Esta perspectiva não se limita à UE. A proposta de 2019 denominada “Algorithmic Accountability Act” dos EUA exige, em alguns casos, o desenvolvimento de avaliações de impacto. Em 2021, o Instituto Nacional de Normas e Tecnologia (NIST) foi encarregado pelo Congresso de desenvolver uma “estrutura de gerenciamento de risco de IA” para orientar a “confiabilidade, robustez e confiabilidade dos sistemas de IA” usados no governo federal. O relatório de 2021 da Comissão de Segurança Nacional sobre Inteligência Artificial recomendou que as agências governamentais que usam sistemas de IA preparassem avaliações de risco “ex ante” e “ex post” para proporcionar maior transparência pública.

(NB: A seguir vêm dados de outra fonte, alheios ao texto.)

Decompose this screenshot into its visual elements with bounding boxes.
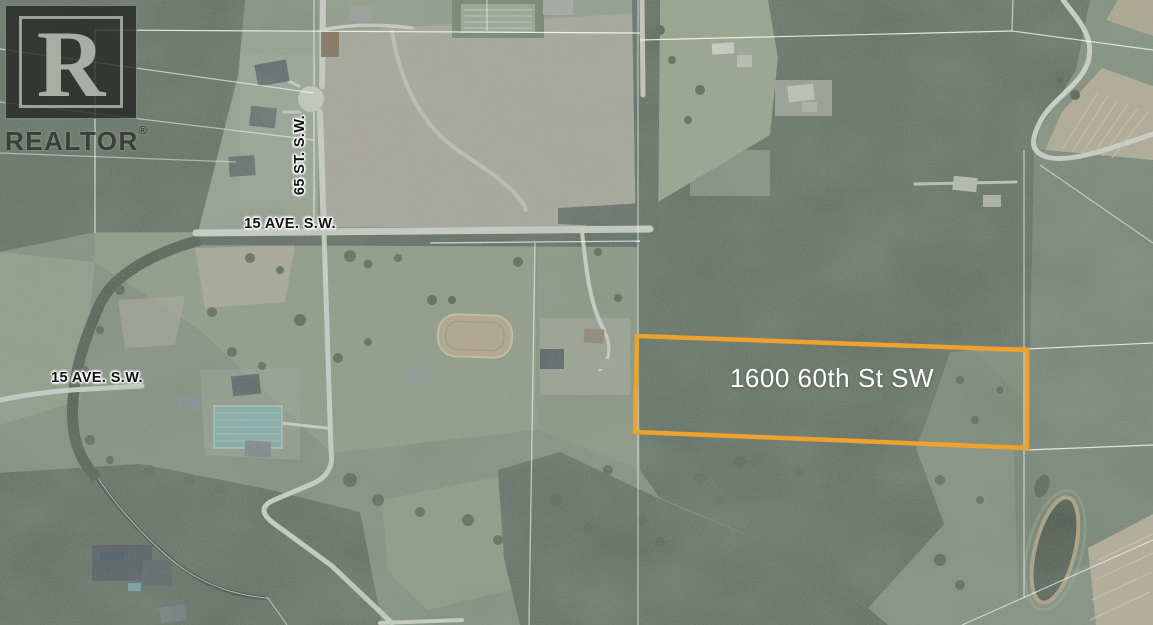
aerial-map: 65 ST. S.W. 15 AVE. S.W. 15 AVE. S.W. 16…	[0, 0, 1153, 625]
grain-noise	[0, 0, 1153, 625]
aerial-imagery	[0, 0, 1153, 625]
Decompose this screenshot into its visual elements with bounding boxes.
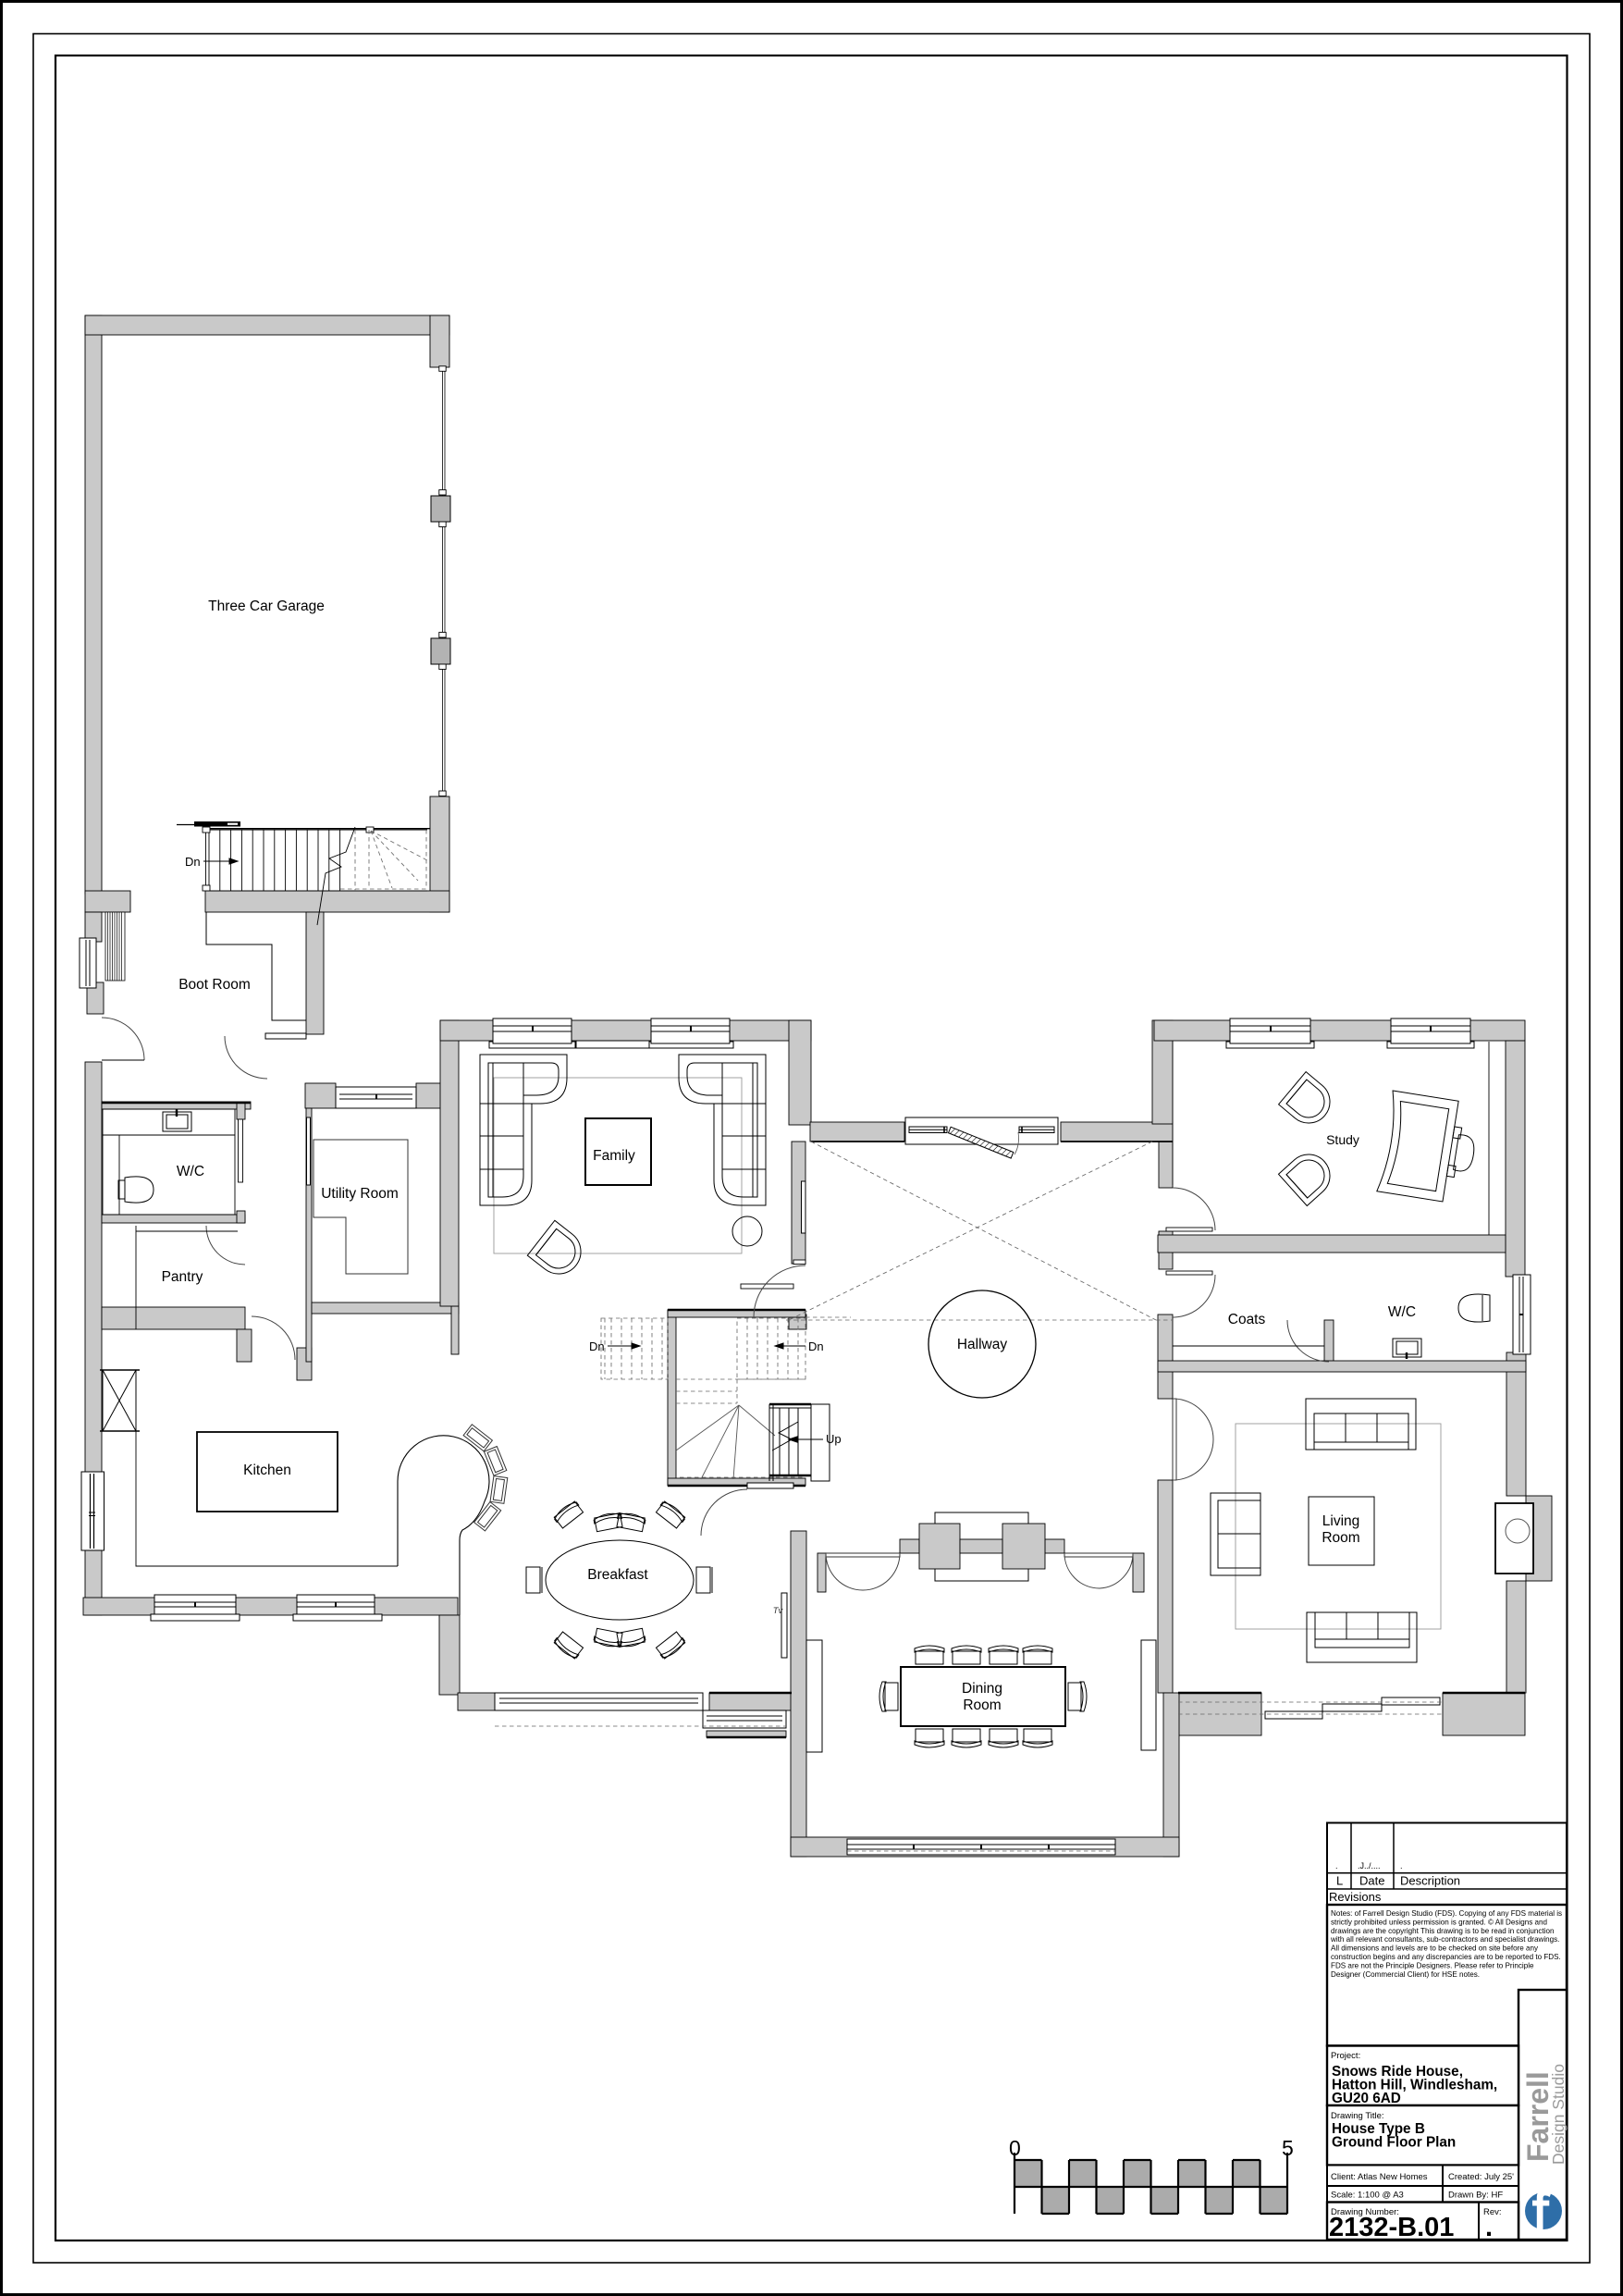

No campo da proteção de dados é amplamente aceito e aplicado os princípios de “privacy by design ” desenvolvidos por Ann Cavoukian (“Privacy by Design: The 7 Foundational Principles”, Ann Cavoukian, 2009). E, embora já se fale de “direitos fundamentais por desing”, as propostas limitam-se a mencionar alguns direitos fundamentais (privacidade), e apenas alguns elementos de uma IA confiável (transparência, explicabilidade). Entretanto, há necessidade de uma “estrutura” adequada que se concentre na proteção preventiva e eficaz de todos os direitos fundamentais que a IA pode potencialmente afetar, ampliando o escopo de uma IA confiável para levar em conta a sustentabilidade, o multiculturalismo e a inclusão.
Além disso, nossa proposta visa contribuir para abordar outra “lacuna” nas pesquisas atuais, que é a dificuldade de traduzir os princípios éticos em práticas concretas, passando “dos princípios às ações”, e assim evitando que a discussão se limite a princípios éticos sem eficácia prática, a fim de evitar o que tem sido chamado de “lavagem ética” (Luciano Floridi). Aplicando uma “estrutura” baseada em novos princípios de “direitos fundamentais por design” que promovemos, levando em conta a multidimensionalidade dos direitos fundamentais, e o contexto socio-cultural do país, é possível se falar em uma proteção sistêmica e sustentável.
Nossa proposta visa precisamente aplicar os novos princípios do “direitos fundamentais por design” no design e nos documentos de “compliance”, agindo de forma proativa e prévia, (“ex ante”), concentrando-se no desenvolvimento de novas bases para aplicações de IA. A proposta é inspirada pela discussão entre Robert Alexy e Marti Susi no livro “Proporcionalidade e Internet” e pretende contribuir com a criação de novos princípios dos “direitos fundamentais por design”, a fim de incluir novas variáveis, a partir de uma perspectiva de países do Sul Global.
Portanto, nossa proposta é principalmente para o Brasil e a Governança Sul Global, que se baseia no modelo de governança “modular” trazido por Virgilio A. F. Almeida e o trabalho de Urs Gasser “Um Modelo em Camadas para a Governança da IA”. Esta seria uma perspectiva que temos caracterizado como antropofágica e tropicalista, em alusão a importantes movimentos culturais modernistas lançados no Brasil no século passado por artistas como Oswald de Andrade e Caetano Velloso.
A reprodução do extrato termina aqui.